THE House of Representatives Committee on Public Accounts on Tuesday resolved to commence full investigation into its 6th Session Committee on Power over the payment of N31m to it by the National Electricity Regulatory Commission for capacity training of its members with no evidence that the training ever took place.
The amount in question was reportedly paid to a personal aide of the Committee at that time in two instalments of N18m and N13million respectively.
The resolution was made by the Committee Chaired by Honourable Solomon Adeola Olamilekan when the Chairman of the Electricity Regulatory Commission, Dr Sam Amadi along with top officials of the Commission appeared before it over the financial queries raised against it by the office of the Auditor General of the Federation which covered between 2009 and 2010 respectively.
The Auditor General’s query revealed that the amount was collected by an aide to the Chairman of the Committee for the members to attend a capacity training workshop overseas but with no evidence that the members attended the said workshop and the money was not returned to the Commission in line with financial regulations.
In a related development, the Commission was also accused of paying a sum of $5,000 to a foreign resource person through the black market despite the readiness of the Central Bank of Nigeria (CBN) to carry out the transaction on behalf of the Commission but demanded for relevant documents that would facilitate the transaction.
According to the AGF, rather than to return to the CBN with the request documents, the Commission took the amount from the CBN and gave it to a staff who went to the black market to carry out the transaction.

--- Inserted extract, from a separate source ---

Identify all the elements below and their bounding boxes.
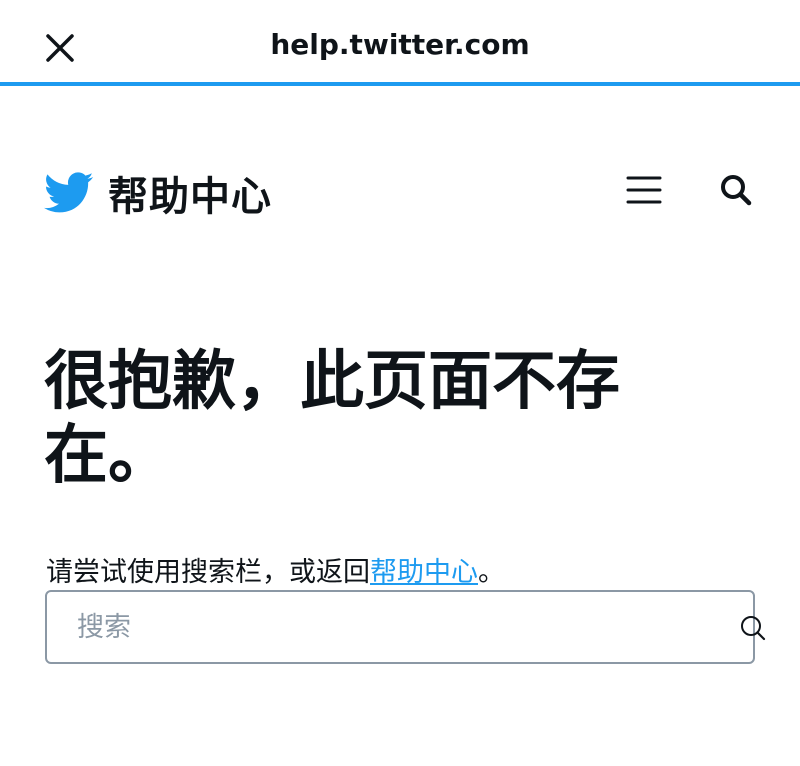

The Commission was also said to have bought a 100kv generator at the cost of N6m for the Secretariat of the Presidential Task Force on Electricity Reform which market value was put at between N1.5m and N2.5m without following due process.

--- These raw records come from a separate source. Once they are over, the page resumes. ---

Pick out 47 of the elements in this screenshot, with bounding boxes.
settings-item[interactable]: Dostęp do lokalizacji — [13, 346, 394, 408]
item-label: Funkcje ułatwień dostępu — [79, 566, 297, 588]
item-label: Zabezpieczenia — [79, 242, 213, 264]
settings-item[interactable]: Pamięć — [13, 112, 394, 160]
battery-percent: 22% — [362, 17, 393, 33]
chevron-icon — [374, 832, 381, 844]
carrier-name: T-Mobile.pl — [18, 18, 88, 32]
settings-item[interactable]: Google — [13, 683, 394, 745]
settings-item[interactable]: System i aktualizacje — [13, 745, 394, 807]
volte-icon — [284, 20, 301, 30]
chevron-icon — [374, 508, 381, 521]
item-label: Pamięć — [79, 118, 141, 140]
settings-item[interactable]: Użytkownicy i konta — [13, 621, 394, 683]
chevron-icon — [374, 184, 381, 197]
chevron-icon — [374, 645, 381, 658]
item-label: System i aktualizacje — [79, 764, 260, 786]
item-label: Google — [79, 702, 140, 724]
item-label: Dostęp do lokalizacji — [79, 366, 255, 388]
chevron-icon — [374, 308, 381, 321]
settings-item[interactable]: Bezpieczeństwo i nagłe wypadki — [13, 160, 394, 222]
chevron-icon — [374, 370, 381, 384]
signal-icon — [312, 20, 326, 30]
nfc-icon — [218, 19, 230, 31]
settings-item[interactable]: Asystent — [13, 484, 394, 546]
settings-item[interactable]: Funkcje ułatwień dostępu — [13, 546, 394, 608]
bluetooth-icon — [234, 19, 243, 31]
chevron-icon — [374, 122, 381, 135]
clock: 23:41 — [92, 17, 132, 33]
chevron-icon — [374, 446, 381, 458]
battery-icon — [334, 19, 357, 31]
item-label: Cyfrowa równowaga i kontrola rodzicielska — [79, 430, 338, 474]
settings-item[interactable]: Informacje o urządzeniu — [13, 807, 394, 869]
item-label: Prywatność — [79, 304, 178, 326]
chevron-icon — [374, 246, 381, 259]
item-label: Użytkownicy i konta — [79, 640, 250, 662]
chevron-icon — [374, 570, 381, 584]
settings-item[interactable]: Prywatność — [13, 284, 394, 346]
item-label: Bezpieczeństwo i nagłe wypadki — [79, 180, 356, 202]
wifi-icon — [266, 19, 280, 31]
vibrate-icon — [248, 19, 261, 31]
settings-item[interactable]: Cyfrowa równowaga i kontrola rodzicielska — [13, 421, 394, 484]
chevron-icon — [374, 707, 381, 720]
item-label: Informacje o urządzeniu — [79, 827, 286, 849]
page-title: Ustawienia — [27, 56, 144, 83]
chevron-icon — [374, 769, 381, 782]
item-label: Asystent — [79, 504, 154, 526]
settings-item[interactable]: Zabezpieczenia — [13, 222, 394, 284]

At the hearing session, Dr Amadi admitted that the transaction and other ones as contained in the Auditor General’s query actually took place but were done before his assumption of office and as such he would only rely on available information from the staff for defence, the submission which the Committee declared as unacceptable, insisting that the Commission must account for every kobo involved.
Consequently, the Committee resolved that the Chairman of the Commission must appear before it on November 11 this year along with his predecessor in office and all the former commissioners that were in office when the transactions took place.
The Committee directed the Chairman of the Commission to come along with the name of the aide to the then Chairman House Committee on Power who collected the money, the names of the members of the Committee who benefited from the money, the amount collected each,the relevant documents on mode of payment of the money to the aide, whether by cheque or cash.
The Commission is also to furnish the committee with the name of the staff that collected the $5,000 and all documents related to the transaction and other relevant documents on the N6m generating set.
The Chairman of the Committee, Hon Olamilekan lamented that the Committee was worried that a whopping sum of N31m could be paid to an aide of a Chairman of the Committee and not the Chairman and members directly for the purported capacity training if the transaction actually took place.